Bu Ailede İsraf Yok İnfak Var

Hayatımızın her alanında bizler için en güzel örnek Peygamber Efendimizin (s.a.v) aile hayatında infak hassasiyeti ve bizler için kıymetli örnekler...

Fahr-i Kâinât Efendimiz -sallâllâhu aleyhi ve sellem-, son derecede sade bir hayat sürerdi. Hasır bir şilte üzerinde uyur, mütevâzı ve sade giyinirdi. Eline geçeni hemen infâk ettiği için, çoğu zaman mübârek hânelerde yemek pişmezdi. Çünkü Efendimiz -sallâllâhu aleyhi ve sellem-, yedirmekle doyardı. Hidâyet tevzî etmekle huzur bulurdu.

Mübârek hanımları da O’nun bu riyâzat hayatına muvâfakat gösterdiler.

Hayber’in fethine kadar, hemen hemen bütün müslümanlar için darlık imtihanı vardı. Lâkin Hayber gibi zengin hurma bahçelerinin bulunduğu bir diyarın fethi, maddî imkânları artırdı. Bunun üzerine;

“–Acaba bundan sonra daha geniş, daha rahat bir hayat sürebilir miyiz?” diye düşünenler oldu.

Bunun üzerine şu âyet-i kerîme nâzil oldu:

“Ey Peygamber! Zevcelerine şöyle söyle:

«–Eğer dünya dirliğini ve süsünü (refahını) istiyorsanız; gelin size boşanma bedellerinizi vereyim de, sizi güzellikle salıvereyim.

Eğer Allâh’ı, Peygamberi’ni ve âhiret yurdunu diliyorsanız; bilin ki, Allah, içinizden güzel davrananlar için büyük bir mükâfat hazırlamıştır.»” (el-Ahzâb, 28-29)

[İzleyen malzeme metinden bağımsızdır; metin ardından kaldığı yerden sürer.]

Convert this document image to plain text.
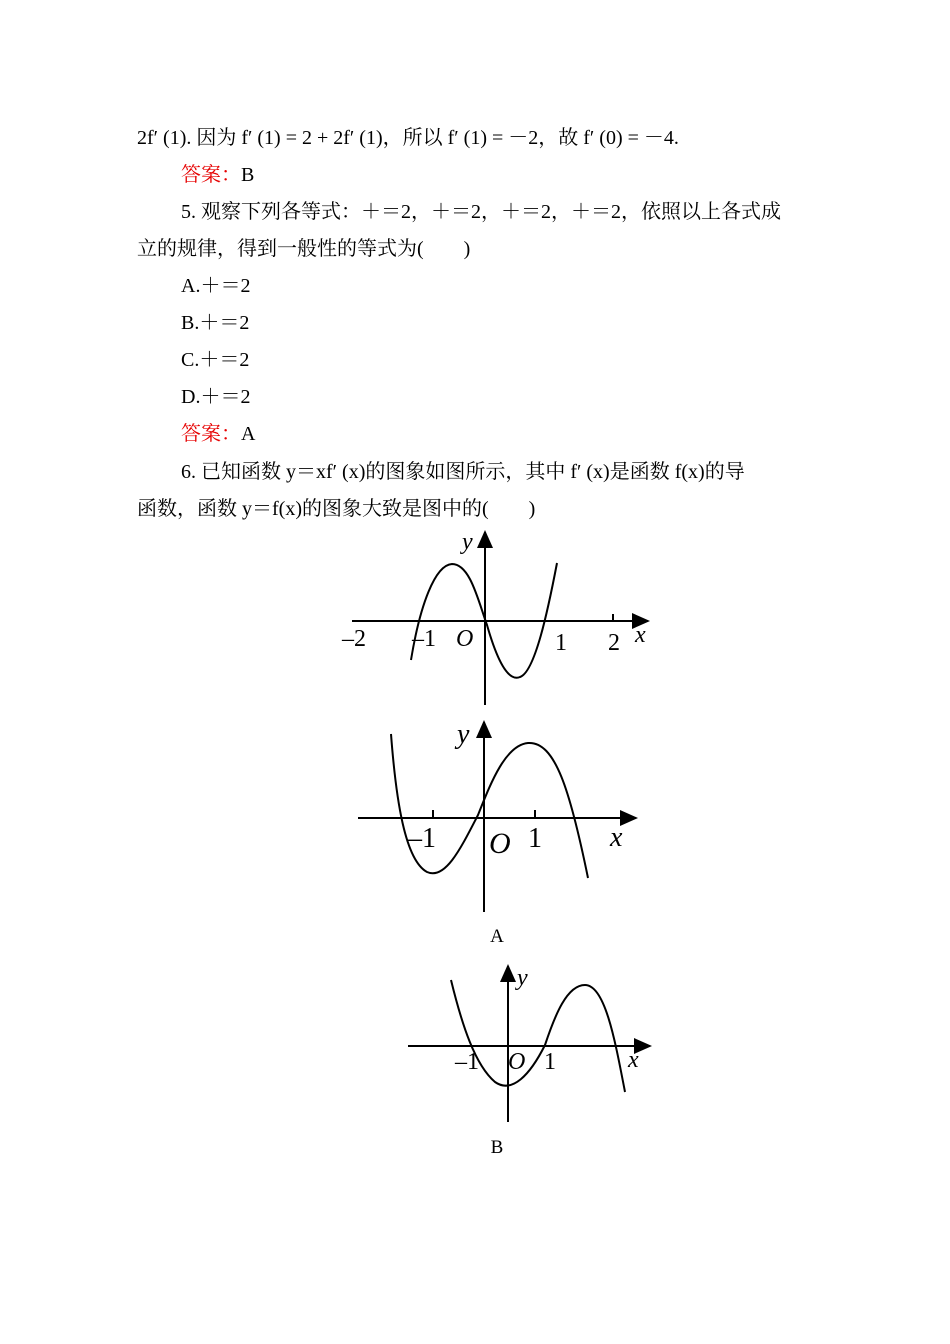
2f′ (1). 因为 f′ (1) = 2 + 2f′ (1)，所以 f′ (1) = －2，故 f′ (0) = －4.
答案：B
5. 观察下列各等式：＋＝2，＋＝2，＋＝2，＋＝2，依照以上各式成
立的规律，得到一般性的等式为(　　)
A.＋＝2
B.＋＝2
C.＋＝2
D.＋＝2
答案：A
6. 已知函数 y＝xf′ (x)的图象如图所示，其中 f′ (x)是函数 f(x)的导
函数，函数 y＝f(x)的图象大致是图中的(　　)
y
x
O
–2 –1	1 2
y
x
O
–1	1
A
y
x
O
–1	1
B
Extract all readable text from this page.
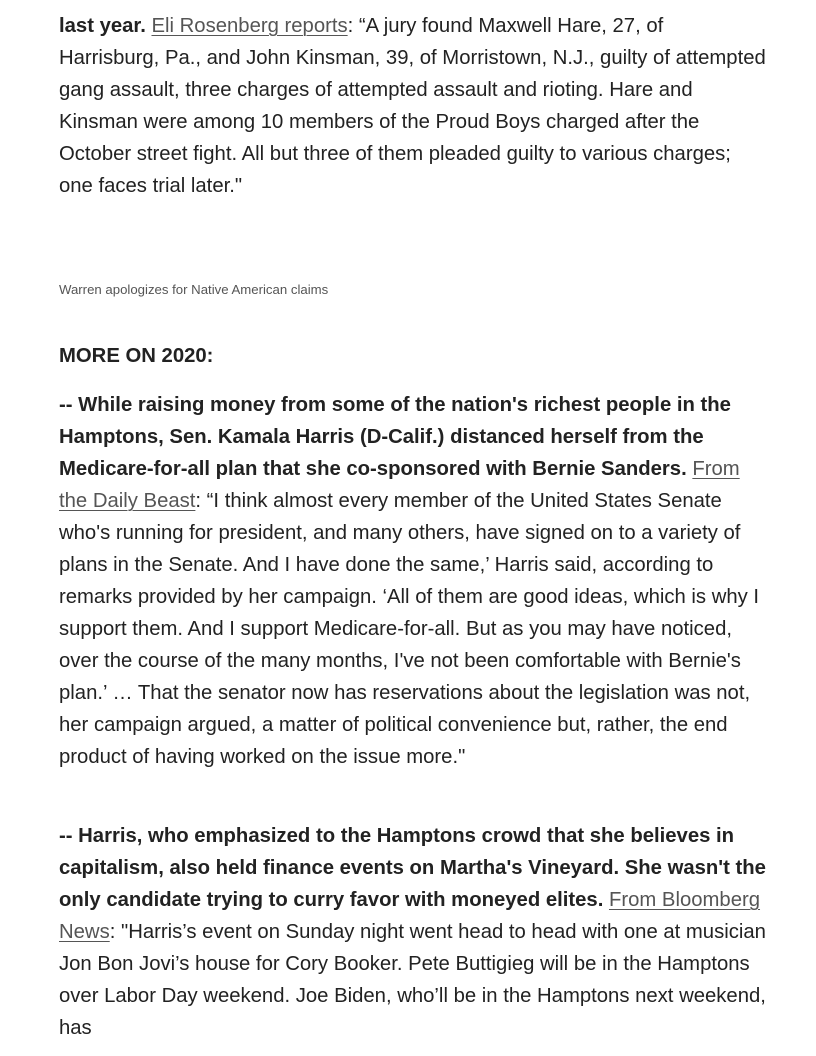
last year. Eli Rosenberg reports: “A jury found Maxwell Hare, 27, of Harrisburg, Pa., and John Kinsman, 39, of Morristown, N.J., guilty of attempted gang assault, three charges of attempted assault and rioting. Hare and Kinsman were among 10 members of the Proud Boys charged after the October street fight. All but three of them pleaded guilty to various charges; one faces trial later."

Warren apologizes for Native American claims

MORE ON 2020:

-- While raising money from some of the nation's richest people in the Hamptons, Sen. Kamala Harris (D-Calif.) distanced herself from the Medicare-for-all plan that she co-sponsored with Bernie Sanders. From the Daily Beast: “I think almost every member of the United States Senate who's running for president, and many others, have signed on to a variety of plans in the Senate. And I have done the same,’ Harris said, according to remarks provided by her campaign. ‘All of them are good ideas, which is why I support them. And I support Medicare-for-all. But as you may have noticed, over the course of the many months, I've not been comfortable with Bernie's plan.’ … That the senator now has reservations about the legislation was not, her campaign argued, a matter of political convenience but, rather, the end product of having worked on the issue more."

-- Harris, who emphasized to the Hamptons crowd that she believes in capitalism, also held finance events on Martha's Vineyard. She wasn't the only candidate trying to curry favor with moneyed elites. From Bloomberg News: "Harris’s event on Sunday night went head to head with one at musician Jon Bon Jovi’s house for Cory Booker. Pete Buttigieg will be in the Hamptons over Labor Day weekend. Joe Biden, who’ll be in the Hamptons next weekend, has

Mübârek annelerimiz bu hatırlatma üzerine derhâl dünyevî düşüncelerden tevbe ettiler; her biri Allah ve Rasûlü’nü tercih edip, o sade ve kanaatkâr hayata devam ettiler.

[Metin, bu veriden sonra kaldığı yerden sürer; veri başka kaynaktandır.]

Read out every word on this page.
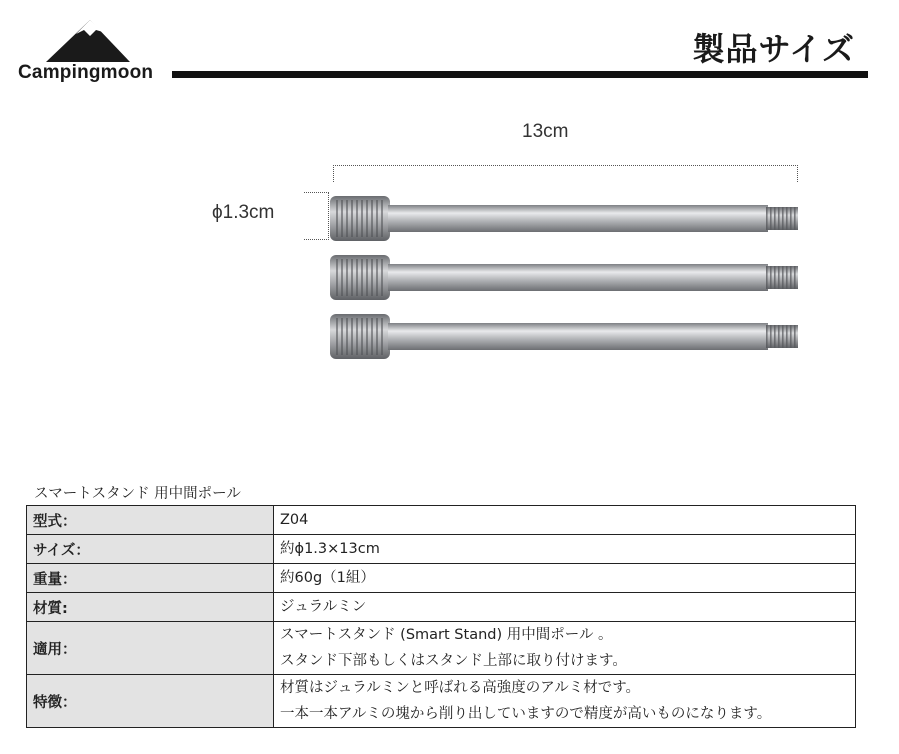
Campingmoon
製品サイズ
13cm
ϕ1.3cm
スマートスタンド 用中間ポール
型式：	Z04

サイズ：	約ϕ1.3×13cm

重量：	約60g（1組）

材質:	ジュラルミン

適用：	スマートスタンド (Smart Stand) 用中間ポール 。
スタンド下部もしくはスタンド上部に取り付けます。

特徴：	材質はジュラルミンと呼ばれる高強度のアルミ材です。
一本一本アルミの塊から削り出していますので精度が高いものになります。
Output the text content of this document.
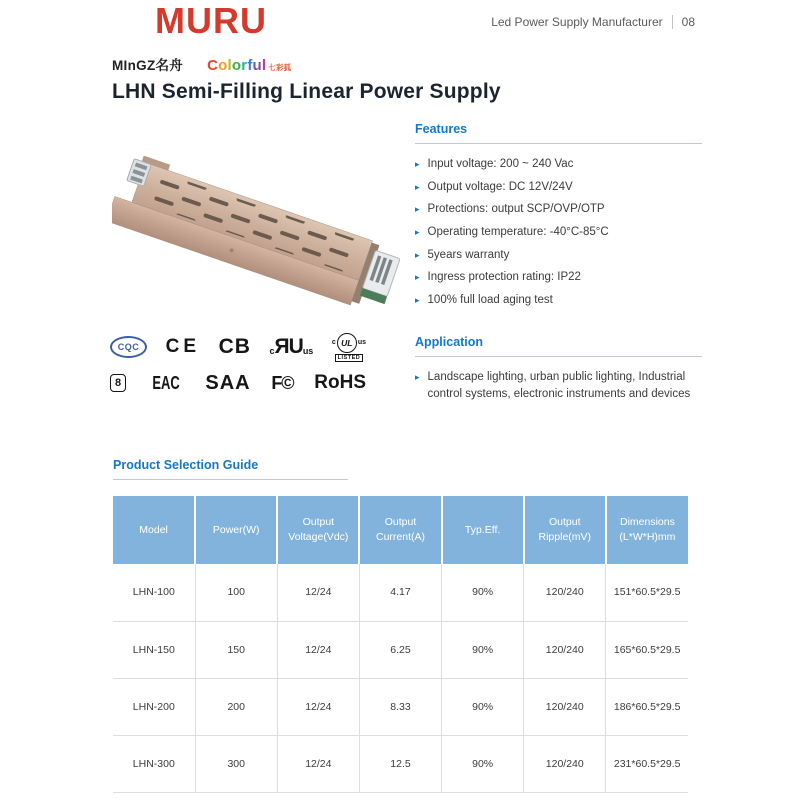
MURU	Led Power Supply Manufacturer 08
MInGZ名舟 C o l o r f u l 七彩狐
LHN Semi-Filling Linear Power Supply
Features
▸ Input voltage: 200 ~ 240 Vac
▸ Output voltage: DC 12V/24V
▸ Protections: output SCP/OVP/OTP
▸ Operating temperature: -40°C-85°C
▸ 5years warranty
▸ Ingress protection rating: IP22
▸ 100% full load aging test
CQC	CE CB c ЯU us
c UL us
LISTED
8 EAC SAA F© RoHS
Application
▸ Landscape lighting, urban public lighting, Industrial control systems, electronic instruments and devices
Product Selection Guide
Model	Power(W)	Output Voltage(Vdc)	Output Current(A)	Typ.Eff.	Output Ripple(mV)	Dimensions (L*W*H)mm
LHN-100	100	12/24	4.17	90%	120/240	151*60.5*29.5
LHN-150	150	12/24	6.25	90%	120/240	165*60.5*29.5
LHN-200	200	12/24	8.33	90%	120/240	186*60.5*29.5
LHN-300	300	12/24	12.5	90%	120/240	231*60.5*29.5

İşte o hayattan bir nümûne:

Rasûl-i Ekrem -sallâllâhu aleyhi ve sellem-’in ailesi bir koyun kesmişti. Birçok kimseye infakta bulunulduktan sonra Hazret-i Peygamber -sallâllâhu aleyhi ve sellem- koyundan geriye ne kaldığını sordu.

Hazret-i Âişe -radıyallâhu anhâ-;

“–Sadece bir kürek kemiği kaldı.” cevabını verince, Hazret-i Peygamber -sallâllâhu aleyhi ve sellem-;

“–Desene bir kürek kemiği hâriç, hepsi bizim oldu!” buyurdu. (Tirmizî, Kıyâmet, 33)

Rasûl-i Ekrem Efendimiz’in irtihâlinden sonra; sahâbe, dünyanın dört bir yanına seferler düzenledi. İslâm, Çin’den Atlas Okyanusu’na kadar her beldeye ulaştırıldı. Fetih ve zaferler sayesinde ganîmetler geldi, zenginlik hâsıl oldu. Lâkin sahâbe-i kirâmın evlerinin geometrisi ve dekoru değişmedi.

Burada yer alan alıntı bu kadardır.